The hand-picked successor to the towering Dwight, Day was elevated to the presidency -- after some hesitation on his part -- following Dwight's death in 1817, the same year he was finally ordained in the Congregational ministry. Despite precarious health, including a heart attack in 1836 and recurrent bout of angina thereafter, Day remained in office for 29 years, and occupied a seat on the Yale Corporation for an additional two decades thereafter. During his presidency, he oversaw the establishment of a separate Theology Department (later the Divinity School) and the granting of the college's first law degree, but perhaps most importantly, he was midwife to a new philosophy of undergraduate education that drew a careful distinction between a general undergraduate program, "the foundation of a superior education," and the more applied program espoused by the professional schools. Day died in 1867 at the age of 94.
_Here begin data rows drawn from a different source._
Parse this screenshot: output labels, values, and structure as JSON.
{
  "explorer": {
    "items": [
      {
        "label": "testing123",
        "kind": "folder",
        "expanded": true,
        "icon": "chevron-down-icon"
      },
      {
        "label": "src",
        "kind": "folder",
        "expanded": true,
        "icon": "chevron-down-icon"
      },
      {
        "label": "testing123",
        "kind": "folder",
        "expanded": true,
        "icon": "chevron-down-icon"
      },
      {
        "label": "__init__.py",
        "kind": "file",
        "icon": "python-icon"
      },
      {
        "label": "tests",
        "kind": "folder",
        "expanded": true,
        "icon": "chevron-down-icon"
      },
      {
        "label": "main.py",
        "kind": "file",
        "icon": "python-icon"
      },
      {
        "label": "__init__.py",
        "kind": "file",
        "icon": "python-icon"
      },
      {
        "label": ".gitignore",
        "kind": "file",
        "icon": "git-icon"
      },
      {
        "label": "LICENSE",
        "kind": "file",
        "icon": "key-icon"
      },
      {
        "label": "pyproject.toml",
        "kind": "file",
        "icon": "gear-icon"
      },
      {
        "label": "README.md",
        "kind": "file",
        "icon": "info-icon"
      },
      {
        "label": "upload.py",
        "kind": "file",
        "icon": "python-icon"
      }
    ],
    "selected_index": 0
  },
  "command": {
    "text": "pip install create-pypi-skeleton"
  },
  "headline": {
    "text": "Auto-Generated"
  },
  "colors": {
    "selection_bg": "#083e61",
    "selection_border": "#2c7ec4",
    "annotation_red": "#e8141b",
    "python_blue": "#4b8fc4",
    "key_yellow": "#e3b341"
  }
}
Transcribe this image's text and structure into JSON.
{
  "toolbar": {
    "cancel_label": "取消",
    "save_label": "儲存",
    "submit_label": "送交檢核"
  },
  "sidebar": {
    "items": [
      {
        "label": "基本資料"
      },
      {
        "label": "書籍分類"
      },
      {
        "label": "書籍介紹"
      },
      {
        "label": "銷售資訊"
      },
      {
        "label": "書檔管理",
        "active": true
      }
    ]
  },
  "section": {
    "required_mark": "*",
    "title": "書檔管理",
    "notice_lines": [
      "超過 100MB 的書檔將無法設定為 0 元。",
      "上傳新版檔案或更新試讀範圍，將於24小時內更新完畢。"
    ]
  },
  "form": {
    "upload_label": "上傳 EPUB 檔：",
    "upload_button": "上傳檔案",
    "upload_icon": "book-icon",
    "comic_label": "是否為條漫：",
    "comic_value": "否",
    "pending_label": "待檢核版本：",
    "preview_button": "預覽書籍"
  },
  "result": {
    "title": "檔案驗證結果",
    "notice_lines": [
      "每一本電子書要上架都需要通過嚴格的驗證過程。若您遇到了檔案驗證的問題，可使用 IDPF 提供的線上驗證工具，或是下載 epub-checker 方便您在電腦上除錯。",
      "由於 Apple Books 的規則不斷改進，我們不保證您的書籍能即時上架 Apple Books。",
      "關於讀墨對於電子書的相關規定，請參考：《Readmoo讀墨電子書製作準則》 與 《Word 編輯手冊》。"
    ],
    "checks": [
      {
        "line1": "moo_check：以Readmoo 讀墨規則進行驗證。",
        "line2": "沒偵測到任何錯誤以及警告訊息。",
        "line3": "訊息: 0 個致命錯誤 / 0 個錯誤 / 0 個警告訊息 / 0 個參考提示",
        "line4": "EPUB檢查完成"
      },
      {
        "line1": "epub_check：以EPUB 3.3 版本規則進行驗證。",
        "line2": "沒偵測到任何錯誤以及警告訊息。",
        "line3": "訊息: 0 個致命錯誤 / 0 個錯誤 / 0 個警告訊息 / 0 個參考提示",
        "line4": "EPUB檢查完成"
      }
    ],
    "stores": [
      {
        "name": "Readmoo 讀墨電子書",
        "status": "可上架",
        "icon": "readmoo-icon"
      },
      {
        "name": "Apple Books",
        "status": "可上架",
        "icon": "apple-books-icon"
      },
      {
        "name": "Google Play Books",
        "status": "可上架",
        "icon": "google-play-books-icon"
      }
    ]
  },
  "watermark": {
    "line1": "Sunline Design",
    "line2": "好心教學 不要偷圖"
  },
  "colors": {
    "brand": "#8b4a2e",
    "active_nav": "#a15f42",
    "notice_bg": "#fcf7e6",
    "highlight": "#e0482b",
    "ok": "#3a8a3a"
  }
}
John Austin Stevens, a graduate of the Yale class of 1813, was the long-time president of the Bank of Commerce in New York City.
John Austin Stevens' notes consist of relatively brief summaries of a series of twenty lectures in natural philosophy delivered by Jeremiah Day during the fall term, 1812. These include discussions of the basic outlines of natural philosophy as a discipline, physical properties, gravitation, mechanics, hydraulics, and the physical properties of matter.
1 vol. (77p.)
Acquired, 1999.
Cite as: John Austin Stevens Lecture Notes, American Philosophical Society.
Catalogued by rsc, 2000.
The APS houses sets of student's notes on natural philosophy from several other individuals, including Henry Dilworth Gilpin's notes on Robert Maskell Patterson's course at University of Pennsylvania, 1819, and Steven Wurtz's notes on Stephen Alexander's course sat Yale, 1852.
This bound volume contains notes taken by John Austin Stevens, a student at Yale University, in 1812 during Jeremiah Day's course on Natural Philosophy. The twenty lectures touch on a wide range of subjects, including electricity, astronomy, magnetism, meteorology, and fluids.